Pourquoi le Conseil d’État a-t-il rejeté les recours d’urgence déposés par plusieurs associations et syndicats en vue d’obtenir la suspension de trois décrets du 2 décembre 2020 modifiant des dispositions du code de la sécurité intérieure relatives au traitement de données à caractère personnel ?
Ces décrets portent sur trois fichiers :
• la prévention
des atteintes à la sécurité publique (PASP)
• la gestion de l’information
et prévention des atteintes
à la sécurité publique (GIPASP) des gendarmes
• les enquêtes administratives liées à la sécurité publique (EASP).
Les motifs de ce fichage sont les suivants : ils visent les personnes ou les groupements « dont l’activité individuelle ou collective indique qu’elles peuvent porter atteinte à la sécurité publique ou à la sûreté de l’État ». Les données intéressant la sûreté de l’État sont celles qui révèlent des activités « susceptibles de porter atteinte aux intérêts fondamentaux de la Nation ou de constituer une menace terroriste portant atteinte à ces mêmes intérêts ».
Identifiants, photos et commentaires postés sur les réseaux sociaux y seront aussi listés, tout comme les troubles psychologiques et psychiatriques « révélant une dangerosité particulière ». Outre les personnes physiques, les personnes morales telles que les associations, sont également visées.

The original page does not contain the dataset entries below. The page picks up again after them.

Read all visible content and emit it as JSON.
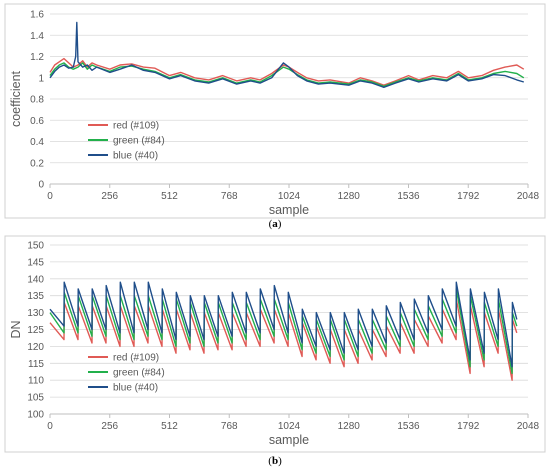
{
  "chart_data": [
    {
      "type": "line",
      "caption_prefix": "(",
      "caption_letter": "a",
      "caption_suffix": ")",
      "xlabel": "sample",
      "ylabel": "coefficient",
      "xlim": [
        0,
        2048
      ],
      "ylim": [
        0,
        1.6
      ],
      "xticks": [
        0,
        256,
        512,
        768,
        1024,
        1280,
        1536,
        1792,
        2048
      ],
      "yticks": [
        0,
        0.2,
        0.4,
        0.6,
        0.8,
        1,
        1.2,
        1.4,
        1.6
      ],
      "ytick_labels": [
        "0",
        "0.2",
        "0.4",
        "0.6",
        "0.8",
        "1",
        "1.2",
        "1.4",
        "1.6"
      ],
      "grid": "horizontal",
      "legend_position": "bottom-left",
      "series": [
        {
          "name": "red (#109)",
          "color": "#e05a55",
          "x": [
            0,
            20,
            40,
            60,
            80,
            100,
            120,
            140,
            160,
            180,
            200,
            256,
            300,
            350,
            400,
            450,
            512,
            560,
            620,
            680,
            740,
            800,
            860,
            900,
            950,
            1000,
            1024,
            1060,
            1100,
            1150,
            1200,
            1280,
            1330,
            1380,
            1430,
            1480,
            1536,
            1580,
            1640,
            1700,
            1750,
            1792,
            1850,
            1900,
            1950,
            2000,
            2030
          ],
          "y": [
            1.05,
            1.12,
            1.15,
            1.18,
            1.14,
            1.1,
            1.12,
            1.16,
            1.1,
            1.14,
            1.12,
            1.08,
            1.12,
            1.13,
            1.1,
            1.09,
            1.02,
            1.05,
            1.0,
            0.98,
            1.02,
            0.97,
            1.0,
            0.98,
            1.04,
            1.12,
            1.1,
            1.05,
            1.0,
            0.97,
            0.98,
            0.95,
            1.0,
            0.97,
            0.93,
            0.97,
            1.02,
            0.98,
            1.02,
            1.0,
            1.06,
            1.0,
            1.02,
            1.07,
            1.1,
            1.12,
            1.08
          ]
        },
        {
          "name": "green (#84)",
          "color": "#22b04b",
          "x": [
            0,
            20,
            40,
            60,
            80,
            100,
            120,
            140,
            160,
            180,
            200,
            256,
            300,
            350,
            400,
            450,
            512,
            560,
            620,
            680,
            740,
            800,
            860,
            900,
            950,
            1000,
            1024,
            1060,
            1100,
            1150,
            1200,
            1280,
            1330,
            1380,
            1430,
            1480,
            1536,
            1580,
            1640,
            1700,
            1750,
            1792,
            1850,
            1900,
            1950,
            2000,
            2030
          ],
          "y": [
            1.02,
            1.08,
            1.12,
            1.14,
            1.1,
            1.08,
            1.1,
            1.14,
            1.08,
            1.12,
            1.1,
            1.06,
            1.1,
            1.11,
            1.08,
            1.06,
            1.0,
            1.03,
            0.98,
            0.96,
            1.0,
            0.95,
            0.98,
            0.96,
            1.02,
            1.1,
            1.08,
            1.03,
            0.98,
            0.95,
            0.96,
            0.94,
            0.98,
            0.96,
            0.92,
            0.96,
            1.0,
            0.97,
            1.0,
            0.98,
            1.04,
            0.98,
            1.0,
            1.04,
            1.06,
            1.04,
            1.0
          ]
        },
        {
          "name": "blue (#40)",
          "color": "#1f4e8a",
          "x": [
            0,
            20,
            40,
            60,
            80,
            100,
            110,
            115,
            120,
            140,
            160,
            180,
            200,
            256,
            300,
            350,
            400,
            450,
            512,
            560,
            620,
            680,
            740,
            800,
            860,
            900,
            950,
            1000,
            1024,
            1060,
            1100,
            1150,
            1200,
            1280,
            1330,
            1380,
            1430,
            1480,
            1536,
            1580,
            1640,
            1700,
            1750,
            1792,
            1850,
            1900,
            1950,
            2000,
            2030
          ],
          "y": [
            1.0,
            1.06,
            1.1,
            1.12,
            1.09,
            1.1,
            1.2,
            1.52,
            1.15,
            1.1,
            1.12,
            1.07,
            1.1,
            1.05,
            1.08,
            1.12,
            1.07,
            1.05,
            0.99,
            1.02,
            0.97,
            0.95,
            0.99,
            0.94,
            0.97,
            0.95,
            1.0,
            1.14,
            1.1,
            1.02,
            0.97,
            0.94,
            0.95,
            0.93,
            0.97,
            0.95,
            0.91,
            0.95,
            0.99,
            0.96,
            0.99,
            0.97,
            1.03,
            0.97,
            0.99,
            1.03,
            1.02,
            0.98,
            0.96
          ]
        }
      ]
    },
    {
      "type": "line",
      "caption_prefix": "(",
      "caption_letter": "b",
      "caption_suffix": ")",
      "xlabel": "sample",
      "ylabel": "DN",
      "xlim": [
        0,
        2048
      ],
      "ylim": [
        100,
        150
      ],
      "xticks": [
        0,
        256,
        512,
        768,
        1024,
        1280,
        1536,
        1792,
        2048
      ],
      "yticks": [
        100,
        105,
        110,
        115,
        120,
        125,
        130,
        135,
        140,
        145,
        150
      ],
      "ytick_labels": [
        "100",
        "105",
        "110",
        "115",
        "120",
        "125",
        "130",
        "135",
        "140",
        "145",
        "150"
      ],
      "grid": "horizontal",
      "legend_position": "bottom-left",
      "series": [
        {
          "name": "red (#109)",
          "color": "#e05a55",
          "x": [
            0,
            60,
            61,
            120,
            121,
            180,
            181,
            240,
            241,
            300,
            301,
            360,
            361,
            420,
            421,
            480,
            481,
            540,
            541,
            600,
            601,
            660,
            661,
            720,
            721,
            780,
            781,
            840,
            841,
            900,
            901,
            960,
            961,
            1020,
            1021,
            1080,
            1081,
            1140,
            1141,
            1200,
            1201,
            1260,
            1261,
            1320,
            1321,
            1380,
            1381,
            1440,
            1441,
            1500,
            1501,
            1560,
            1561,
            1620,
            1621,
            1680,
            1681,
            1740,
            1741,
            1800,
            1801,
            1860,
            1861,
            1920,
            1921,
            1980,
            1981,
            2000
          ],
          "y": [
            127,
            122,
            133,
            122,
            132,
            121,
            132,
            121,
            132,
            120,
            132,
            120,
            132,
            121,
            132,
            120,
            131,
            118,
            131,
            119,
            130,
            118,
            130,
            119,
            130,
            119,
            130,
            120,
            130,
            120,
            131,
            121,
            131,
            120,
            130,
            117,
            127,
            116,
            126,
            115,
            125,
            114,
            125,
            115,
            125,
            116,
            125,
            117,
            126,
            118,
            127,
            118,
            128,
            120,
            129,
            121,
            131,
            122,
            134,
            112,
            132,
            114,
            130,
            118,
            131,
            110,
            128,
            124
          ]
        },
        {
          "name": "green (#84)",
          "color": "#22b04b",
          "x": [
            0,
            60,
            61,
            120,
            121,
            180,
            181,
            240,
            241,
            300,
            301,
            360,
            361,
            420,
            421,
            480,
            481,
            540,
            541,
            600,
            601,
            660,
            661,
            720,
            721,
            780,
            781,
            840,
            841,
            900,
            901,
            960,
            961,
            1020,
            1021,
            1080,
            1081,
            1140,
            1141,
            1200,
            1201,
            1260,
            1261,
            1320,
            1321,
            1380,
            1381,
            1440,
            1441,
            1500,
            1501,
            1560,
            1561,
            1620,
            1621,
            1680,
            1681,
            1740,
            1741,
            1800,
            1801,
            1860,
            1861,
            1920,
            1921,
            1980,
            1981,
            2000
          ],
          "y": [
            130,
            124,
            136,
            124,
            135,
            123,
            135,
            123,
            135,
            122,
            135,
            122,
            135,
            123,
            135,
            122,
            134,
            120,
            134,
            121,
            133,
            120,
            133,
            121,
            133,
            121,
            133,
            122,
            133,
            122,
            134,
            123,
            134,
            122,
            133,
            119,
            129,
            118,
            128,
            117,
            128,
            116,
            128,
            117,
            128,
            118,
            128,
            119,
            129,
            120,
            130,
            120,
            131,
            122,
            132,
            123,
            134,
            124,
            137,
            114,
            135,
            116,
            133,
            120,
            134,
            112,
            130,
            126
          ]
        },
        {
          "name": "blue (#40)",
          "color": "#1f4e8a",
          "x": [
            0,
            60,
            61,
            120,
            121,
            180,
            181,
            240,
            241,
            300,
            301,
            360,
            361,
            420,
            421,
            480,
            481,
            540,
            541,
            600,
            601,
            660,
            661,
            720,
            721,
            780,
            781,
            840,
            841,
            900,
            901,
            960,
            961,
            1020,
            1021,
            1080,
            1081,
            1140,
            1141,
            1200,
            1201,
            1260,
            1261,
            1320,
            1321,
            1380,
            1381,
            1440,
            1441,
            1500,
            1501,
            1560,
            1561,
            1620,
            1621,
            1680,
            1681,
            1740,
            1741,
            1800,
            1801,
            1860,
            1861,
            1920,
            1921,
            1980,
            1981,
            2000
          ],
          "y": [
            131,
            126,
            139,
            126,
            137,
            125,
            137,
            125,
            138,
            124,
            139,
            124,
            139,
            125,
            139,
            124,
            137,
            122,
            136,
            123,
            135,
            122,
            135,
            123,
            135,
            123,
            136,
            124,
            136,
            124,
            137,
            125,
            138,
            124,
            136,
            121,
            131,
            120,
            130,
            119,
            130,
            118,
            130,
            119,
            131,
            120,
            131,
            121,
            132,
            122,
            133,
            122,
            134,
            124,
            135,
            125,
            137,
            126,
            139,
            116,
            137,
            118,
            136,
            122,
            137,
            114,
            133,
            128
          ]
        }
      ]
    }
  ]
}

Ils élargissent par ailleurs l’accès des données aux procureurs ou aux agents de renseignement « dans la limite du besoin d’en connaître ».
Sans surprise, ces décrets ont été attaqués devant le Conseil d’État par plusieurs organisations qui, dans un communiqué, ont brandi le spectre de « Big Brother1 » : atteinte au droit de manifester, à la liberté d’opinion, à l’action syndicale… Pour leurs détracteurs, ces décrets conduiraient à « stigmatiser » la liberté d’opinion, l’action syndicale ou encore le simple fait d’être adhérent à un syndicat.
Toutefois, pour le Conseil d’État, ces textes ne portent pas « une atteinte disproportionnée » à la liberté d’opinion, de conscience et de religion ou à la liberté syndicale. Il fait valoir que le recueil de ces données sensibles était déjà, par dérogation, autorisé dans le code de la sécurité intérieure et que seules les activités « susceptibles de porter atteinte à la sécurité publique ou à la sûreté de l’État » sont concernées, ce qui « interdit notamment un enregistrement de personnes sur une simple appartenance syndicale ».
En 2008, le fichier Edvige (pour « exploitation documentaire et valorisation de l’information générale »), qui prévoyait notamment de recenser des personnes exerçant ou ayant exercé un mandat politique, syndical ou économique, avait suscité un tel tollé qu’il avait été retiré. Reste à savoir le sort qui sera réservé à ces décrets.